3. One family-run company (which will be showcased here in a few weeks) invites local families to a community pumpkin carving event the Sunday before Halloween and then lights the more than 1200 jack o’ lanterns, for 3 nights over Halloween. They don’t make any money off of this (and likely lose money on the actual event itself) but when it comes time for area families to purchase their corn or pumpkins do you think they head to the big supermarket chain or the farm that provides them with a sense of community? The lack of community so many of us feel is a void that small businesses can step into and fill and you would be surprised by the gratitude you’ll receive in exchange.
4. A lingerie retailer works closely with her local hospital and will gladly come in early or stay late to help women who need to be fitted for bras following breast cancer surgeries.

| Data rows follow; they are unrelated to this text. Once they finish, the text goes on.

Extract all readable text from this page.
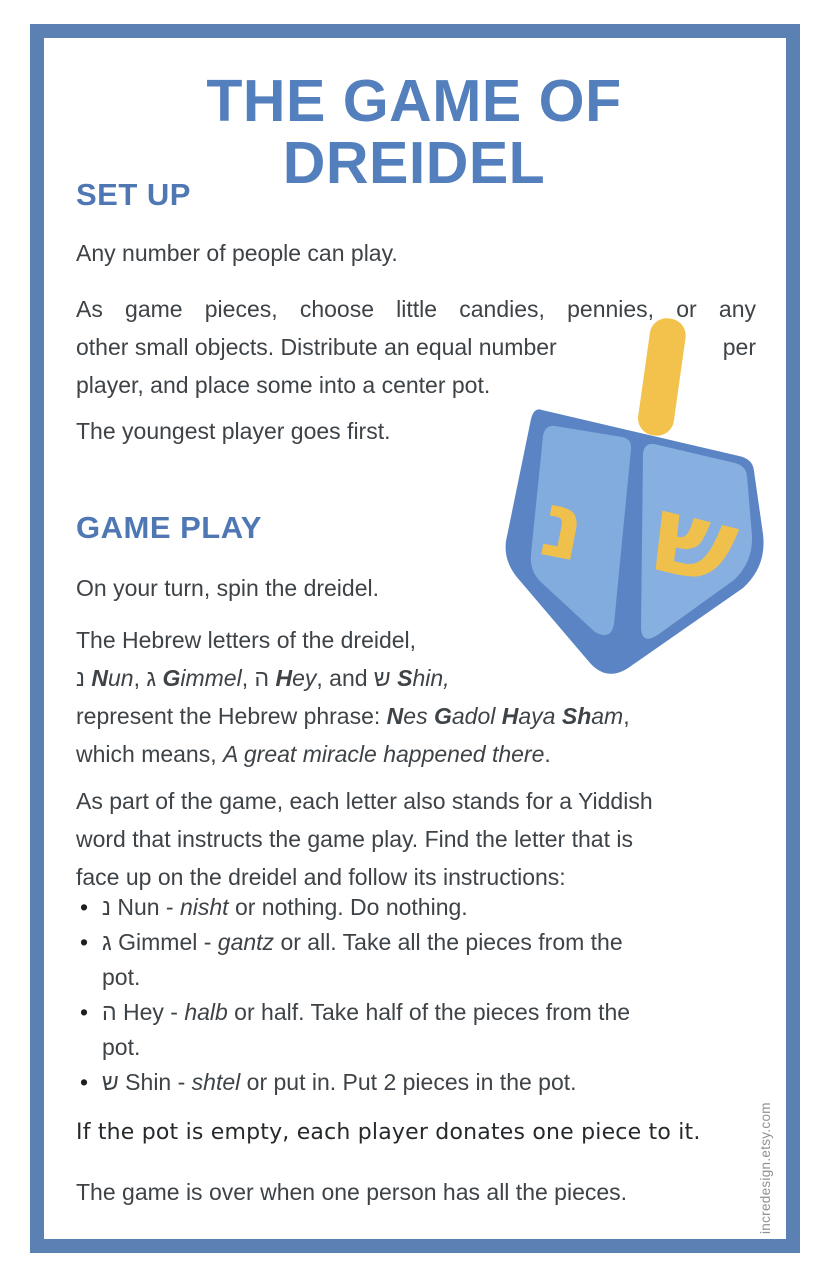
נ ש
THE GAME OF
DREIDEL
SET UP
Any number of people can play.
As game pieces, choose little candies, pennies, or any
other small objects. Distribute an equal number	per
player, and place some into a center pot.
The youngest player goes first.
GAME PLAY
On your turn, spin the dreidel.
The Hebrew letters of the dreidel,
נ Nun, ג Gimmel, ה Hey, and ש Shin,
represent the Hebrew phrase: Nes Gadol Haya Sham,
which means, A great miracle happened there.
As part of the game, each letter also stands for a Yiddish
word that instructs the game play. Find the letter that is
face up on the dreidel and follow its instructions:
•
נ Nun - nisht or nothing. Do nothing.
•
ג Gimmel - gantz or all. Take all the pieces from the
pot.
•
ה Hey - halb or half. Take half of the pieces from the
pot.
•
ש Shin - shtel or put in. Put 2 pieces in the pot.
If the pot is empty, each player donates one piece to it.
The game is over when one person has all the pieces.	incredesign.etsy.com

This isn’t something she advertises, it’s the hospital who shares the information with their patients, and much of the surgical bras she sells is at cost. Even though this takes up her time, her goal is to make every woman feel beautiful again. Where do you think these women tell their friends to shop? The big box “Secret” shops or the retailer who goes out of her way to make them feel safe, comfortable, and beautiful? The simple act of showing compassion is something society seems to be lacking these days. If you can provide that in a truly genuine manner you will have customers for life.
We, as small businesses, may not have the capability to buy in the technology and mine through data to customize our customers’ experiences, but yet, when you think about it, we don’t need to. Somewhere along the way in society’s quest for bigger, faster, better, we forgot that treating one another like human beings is the best business strategy there is. If we’re doing our job well in the first place and we’re engaging with customers be it online or in person, and trying to make connections with people and treat everyone with the utmost of respect and compassion, then we will always ‘out data’ the Big Data. Amazon may be able to tell me that the Juicer 8000 is on sale, but they can’t ask, like you can, if my breakfast juices have made me feel better or offer up suggestions about substituting one ingredient over another in the drinks themselves.